Levi descrive senza morbosità, quindi con efficacia moltiplicata, una realtà indescrivibile: «per la prima volta ci siamo accorti che la nostra lingua manca di parole per esprimere questa offesa, la demolizione di un uomo». La deportazione nei carri bestiame, le percosse senza ragione, gli ordini urlati in una lingua straniera, il lavoro da schiavi, l’inedia, le selezioni per mandare in gas gli inabili al lavoro, la guerra di ciascuno contro ciascuno, le gerarchie visibili e invisibili, le figure dei privilegiati (Prominenten) e dei morti viventi (Muselmänner: «Mussulmani»), l’abbrutimento assoluto e l’etica fondata sul raggiro e la sopraffazione, ma anche i rari amici, e i compagni di prigionia che Levi delinea da straordinario ritrattista fisiognomico-morale.

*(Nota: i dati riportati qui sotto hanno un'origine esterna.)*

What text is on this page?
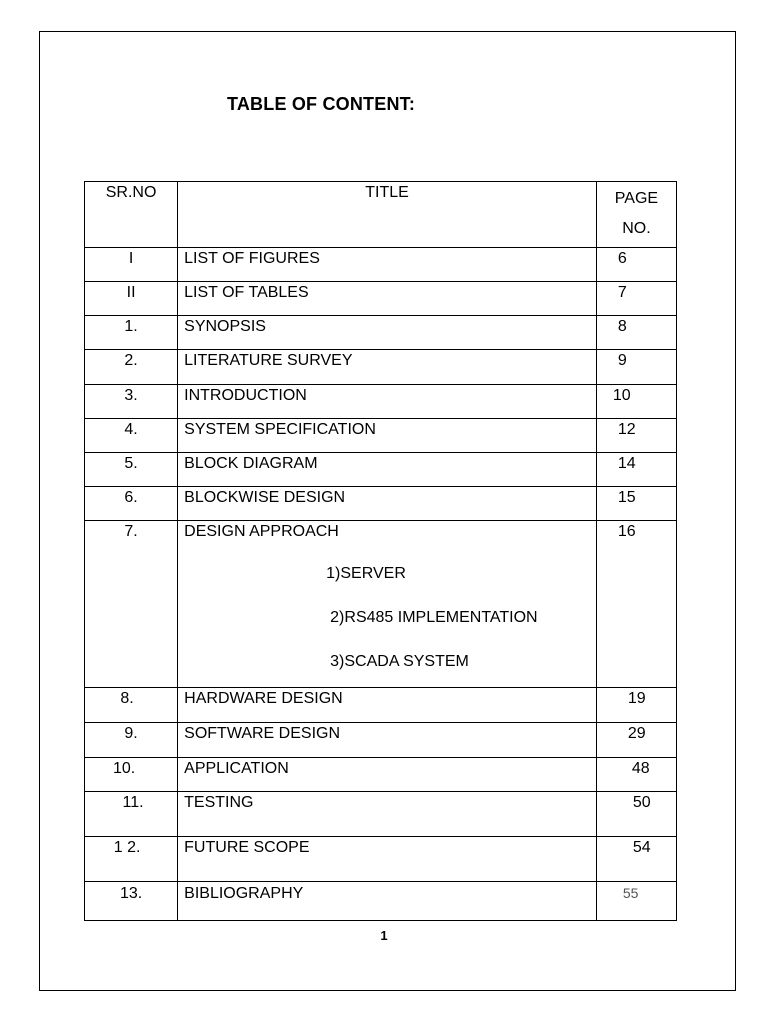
TABLE OF CONTENT:
SR.NO	TITLE	PAGE
NO.

I	LIST OF FIGURES	6

II	LIST OF TABLES	7

1.	SYNOPSIS	8

2.	LITERATURE SURVEY	9

3.	INTRODUCTION	10

4.	SYSTEM SPECIFICATION	12

5.	BLOCK DIAGRAM	14

6.	BLOCKWISE DESIGN	15

7.	DESIGN APPROACH
1)SERVER
2)RS485 IMPLEMENTATION
3)SCADA SYSTEM	16

8.	HARDWARE DESIGN	19

9.	SOFTWARE DESIGN	29

10.	APPLICATION	48

11.	TESTING	50

1 2.	FUTURE SCOPE	54

13.	BIBLIOGRAPHY	55
1
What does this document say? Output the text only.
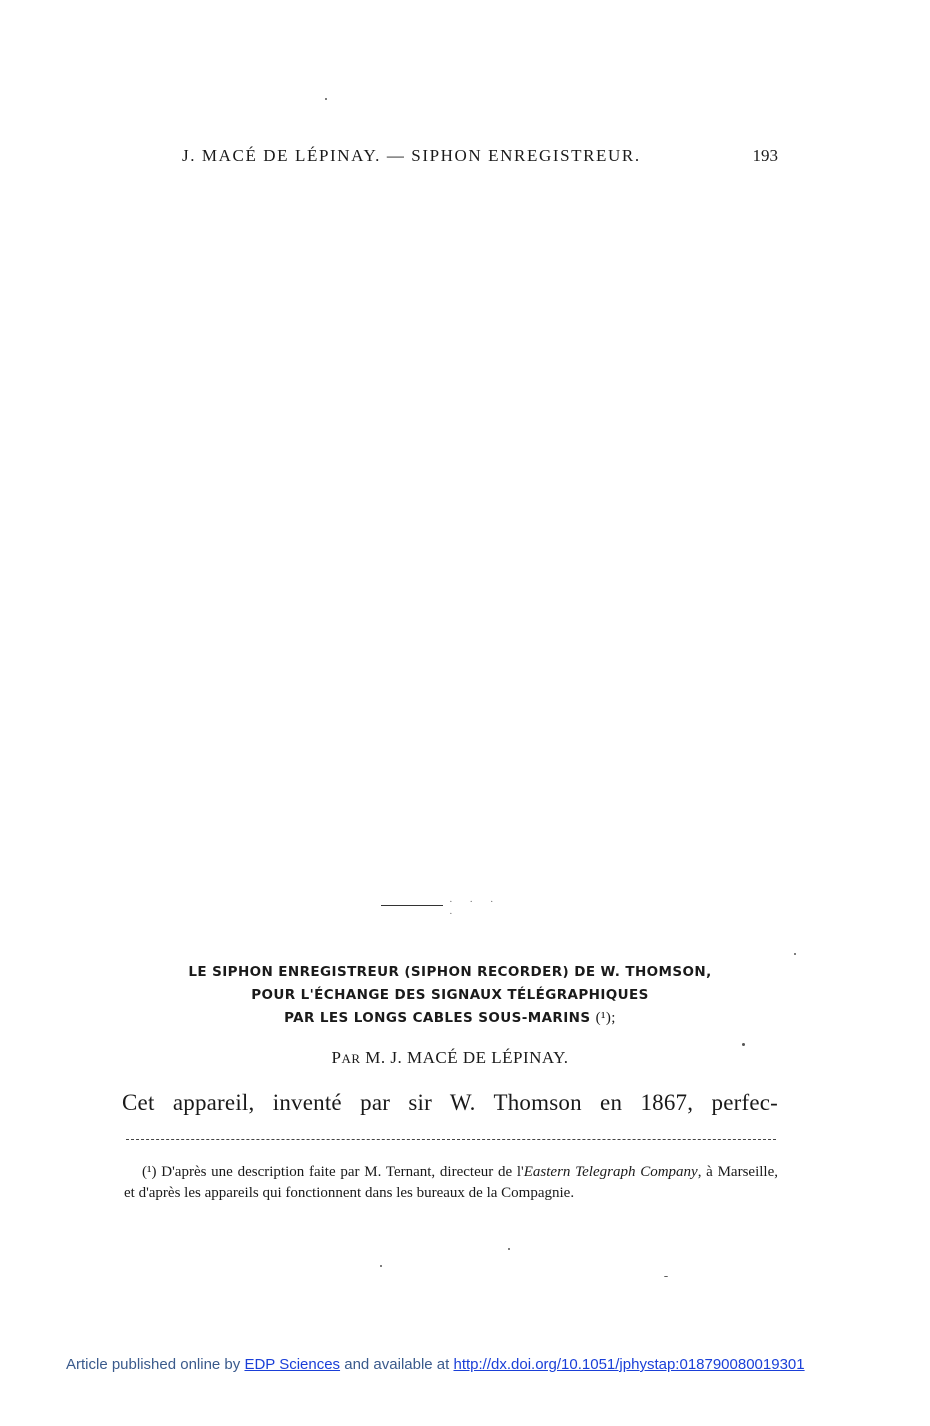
J. MACÉ DE LÉPINAY. — SIPHON ENREGISTREUR.	193
· · · ·
LE SIPHON ENREGISTREUR (SIPHON RECORDER) DE W. THOMSON,
POUR L'ÉCHANGE DES SIGNAUX TÉLÉGRAPHIQUES
PAR LES LONGS CABLES SOUS-MARINS (¹);
PAR M. J. MACÉ DE LÉPINAY.
Cet appareil, inventé par sir W. Thomson en 1867, perfec-
(¹) D'après une description faite par M. Ternant, directeur de l'Eastern Telegraph Company, à Marseille, et d'après les appareils qui fonctionnent dans les bureaux de la Compagnie.
Article published online by EDP Sciences and available at http://dx.doi.org/10.1051/jphystap:018790080019301
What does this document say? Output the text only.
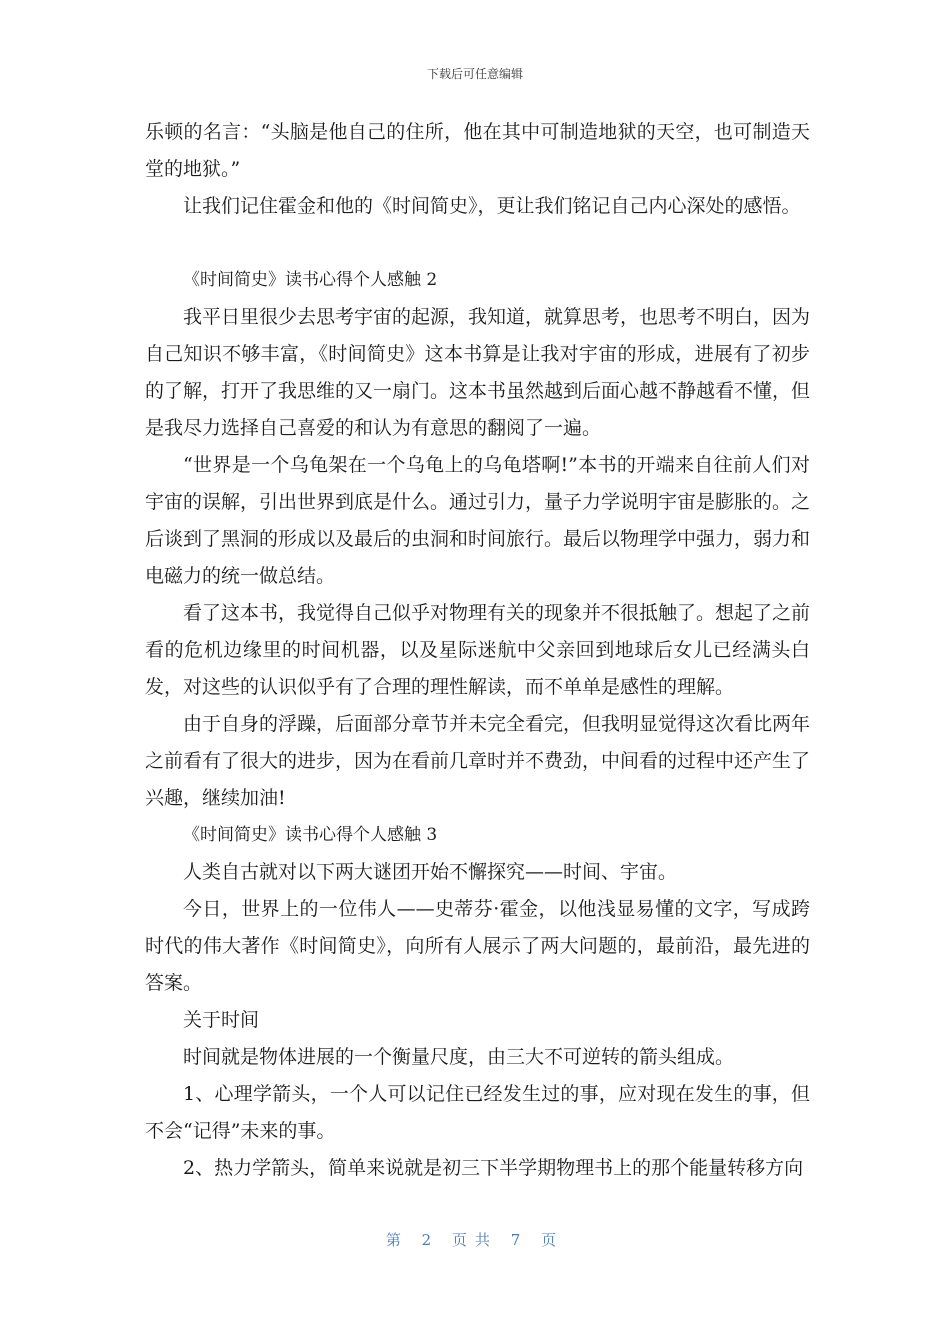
下载后可任意编辑

乐顿的名言：“头脑是他自己的住所，他在其中可制造地狱的天空，也可制造天堂的地狱。”

让我们记住霍金和他的《时间简史》，更让我们铭记自己内心深处的感悟。

《时间简史》读书心得个人感触 2

我平日里很少去思考宇宙的起源，我知道，就算思考，也思考不明白，因为自己知识不够丰富，《时间简史》这本书算是让我对宇宙的形成，进展有了初步的了解，打开了我思维的又一扇门。这本书虽然越到后面心越不静越看不懂，但是我尽力选择自己喜爱的和认为有意思的翻阅了一遍。

“世界是一个乌龟架在一个乌龟上的乌龟塔啊!”本书的开端来自往前人们对宇宙的误解，引出世界到底是什么。通过引力，量子力学说明宇宙是膨胀的。之后谈到了黑洞的形成以及最后的虫洞和时间旅行。最后以物理学中强力，弱力和电磁力的统一做总结。

看了这本书，我觉得自己似乎对物理有关的现象并不很抵触了。想起了之前看的危机边缘里的时间机器，以及星际迷航中父亲回到地球后女儿已经满头白发，对这些的认识似乎有了合理的理性解读，而不单单是感性的理解。

由于自身的浮躁，后面部分章节并未完全看完，但我明显觉得这次看比两年之前看有了很大的进步，因为在看前几章时并不费劲，中间看的过程中还产生了兴趣，继续加油!

《时间简史》读书心得个人感触 3

人类自古就对以下两大谜团开始不懈探究——时间、宇宙。

今日，世界上的一位伟人——史蒂芬·霍金，以他浅显易懂的文字，写成跨时代的伟大著作《时间简史》，向所有人展示了两大问题的，最前沿，最先进的答案。

关于时间

时间就是物体进展的一个衡量尺度，由三大不可逆转的箭头组成。

1、心理学箭头，一个人可以记住已经发生过的事，应对现在发生的事，但不会“记得”未来的事。

2、热力学箭头，简单来说就是初三下半学期物理书上的那个能量转移方向

第 2 页共 7 页
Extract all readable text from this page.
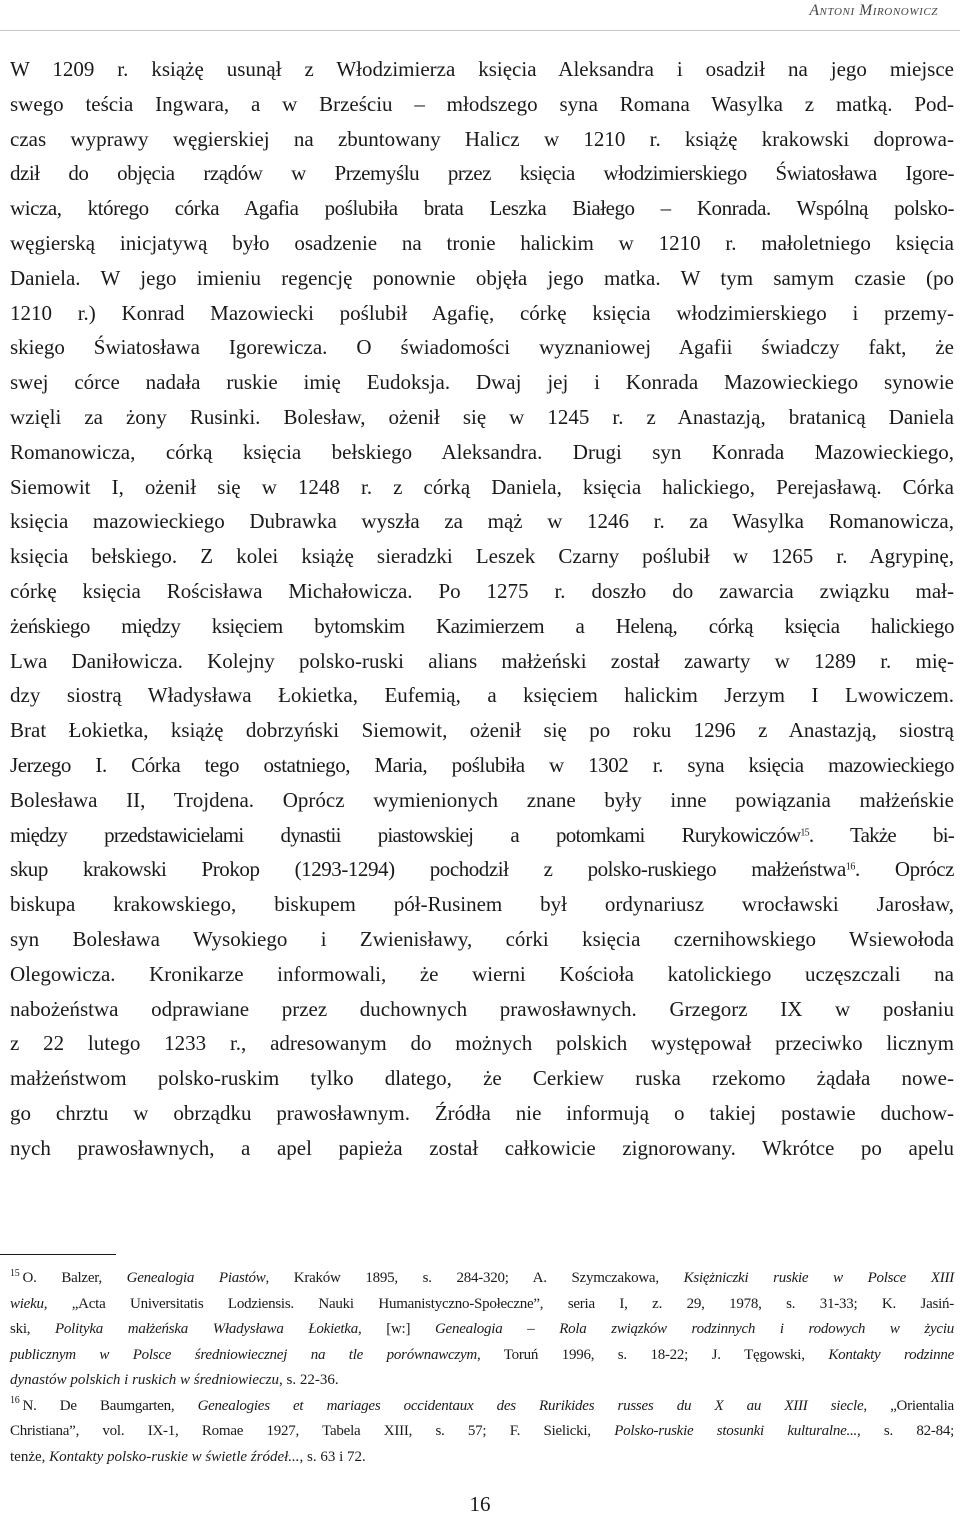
Antoni Mironowicz
W 1209 r. książę usunął z Włodzimierza księcia Aleksandra i osadził na jego miejsce
swego teścia Ingwara, a w Brześciu – młodszego syna Romana Wasylka z matką. Pod-
czas wyprawy węgierskiej na zbuntowany Halicz w 1210 r. książę krakowski doprowa-
dził do objęcia rządów w Przemyślu przez księcia włodzimierskiego Światosława Igore-
wicza, którego córka Agafia poślubiła brata Leszka Białego – Konrada. Wspólną polsko-
węgierską inicjatywą było osadzenie na tronie halickim w 1210 r. małoletniego księcia
Daniela. W jego imieniu regencję ponownie objęła jego matka. W tym samym czasie (po
1210 r.) Konrad Mazowiecki poślubił Agafię, córkę księcia włodzimierskiego i przemy-
skiego Światosława Igorewicza. O świadomości wyznaniowej Agafii świadczy fakt, że
swej córce nadała ruskie imię Eudoksja. Dwaj jej i Konrada Mazowieckiego synowie
wzięli za żony Rusinki. Bolesław, ożenił się w 1245 r. z Anastazją, bratanicą Daniela
Romanowicza, córką księcia bełskiego Aleksandra. Drugi syn Konrada Mazowieckiego,
Siemowit I, ożenił się w 1248 r. z córką Daniela, księcia halickiego, Perejasławą. Córka
księcia mazowieckiego Dubrawka wyszła za mąż w 1246 r. za Wasylka Romanowicza,
księcia bełskiego. Z kolei książę sieradzki Leszek Czarny poślubił w 1265 r. Agrypinę,
córkę księcia Rościsława Michałowicza. Po 1275 r. doszło do zawarcia związku mał-
żeńskiego między księciem bytomskim Kazimierzem a Heleną, córką księcia halickiego
Lwa Daniłowicza. Kolejny polsko-ruski alians małżeński został zawarty w 1289 r. mię-
dzy siostrą Władysława Łokietka, Eufemią, a księciem halickim Jerzym I Lwowiczem.
Brat Łokietka, książę dobrzyński Siemowit, ożenił się po roku 1296 z Anastazją, siostrą
Jerzego I. Córka tego ostatniego, Maria, poślubiła w 1302 r. syna księcia mazowieckiego
Bolesława II, Trojdena. Oprócz wymienionych znane były inne powiązania małżeńskie
między przedstawicielami dynastii piastowskiej a potomkami Rurykowiczów$^{15}$. Także bi-
skup krakowski Prokop (1293-1294) pochodził z polsko-ruskiego małżeństwa$^{16}$. Oprócz
biskupa krakowskiego, biskupem pół-Rusinem był ordynariusz wrocławski Jarosław,
syn Bolesława Wysokiego i Zwienisławy, córki księcia czernihowskiego Wsiewołoda
Olegowicza. Kronikarze informowali, że wierni Kościoła katolickiego uczęszczali na
nabożeństwa odprawiane przez duchownych prawosławnych. Grzegorz IX w posłaniu
z 22 lutego 1233 r., adresowanym do możnych polskich występował przeciwko licznym
małżeństwom polsko-ruskim tylko dlatego, że Cerkiew ruska rzekomo żądała nowe-
go chrztu w obrządku prawosławnym. Źródła nie informują o takiej postawie duchow-
nych prawosławnych, a apel papieża został całkowicie zignorowany. Wkrótce po apelu
$^{15}$ O. Balzer, Genealogia Piastów, Kraków 1895, s. 284-320; A. Szymczakowa, Księżniczki ruskie w Polsce XIII
wieku, „Acta Universitatis Lodziensis. Nauki Humanistyczno-Społeczne”, seria I, z. 29, 1978, s. 31-33; K. Jasiń-
ski, Polityka małżeńska Władysława Łokietka, [w:] Genealogia – Rola związków rodzinnych i rodowych w życiu
publicznym w Polsce średniowiecznej na tle porównawczym, Toruń 1996, s. 18-22; J. Tęgowski, Kontakty rodzinne
dynastów polskich i ruskich w średniowieczu, s. 22-36.
$^{16}$ N. De Baumgarten, Genealogies et mariages occidentaux des Rurikides russes du X au XIII siecle, „Orientalia
Christiana”, vol. IX-1, Romae 1927, Tabela XIII, s. 57; F. Sielicki, Polsko-ruskie stosunki kulturalne..., s. 82-84;
tenże, Kontakty polsko-ruskie w świetle źródeł..., s. 63 i 72.
16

Il Lager appare come un mostruoso esperimento antropologico, che rivela cosa sia connaturato e cosa sia invece acquisito nell’animo umano. La voce, la lingua, lo sguardo, l’orecchio di Levi sono insieme quelli dello scienziato e dell’umanista. La sua sintassi è modellata sui classici latini e italiani, il respiro epico ha la schiettezza arcaica di Omero, l’energia metaforica proviene da Dante (celeberrimo l’episodio in cui traduce a memoria per un compagno francese – il «Pikolo» – il canto di Ulisse), l’arguzia e l’inventiva linguistica sono ispirate, paradossalmente, da Folengo e Rabelais: persino nel Lager, infatti, Levi riesce a venare di savio umorismo la sua prosa. Testimone e artista, Levi offre questo libro come uno specchio per le vittime, per i carnefici e per i comuni lettori.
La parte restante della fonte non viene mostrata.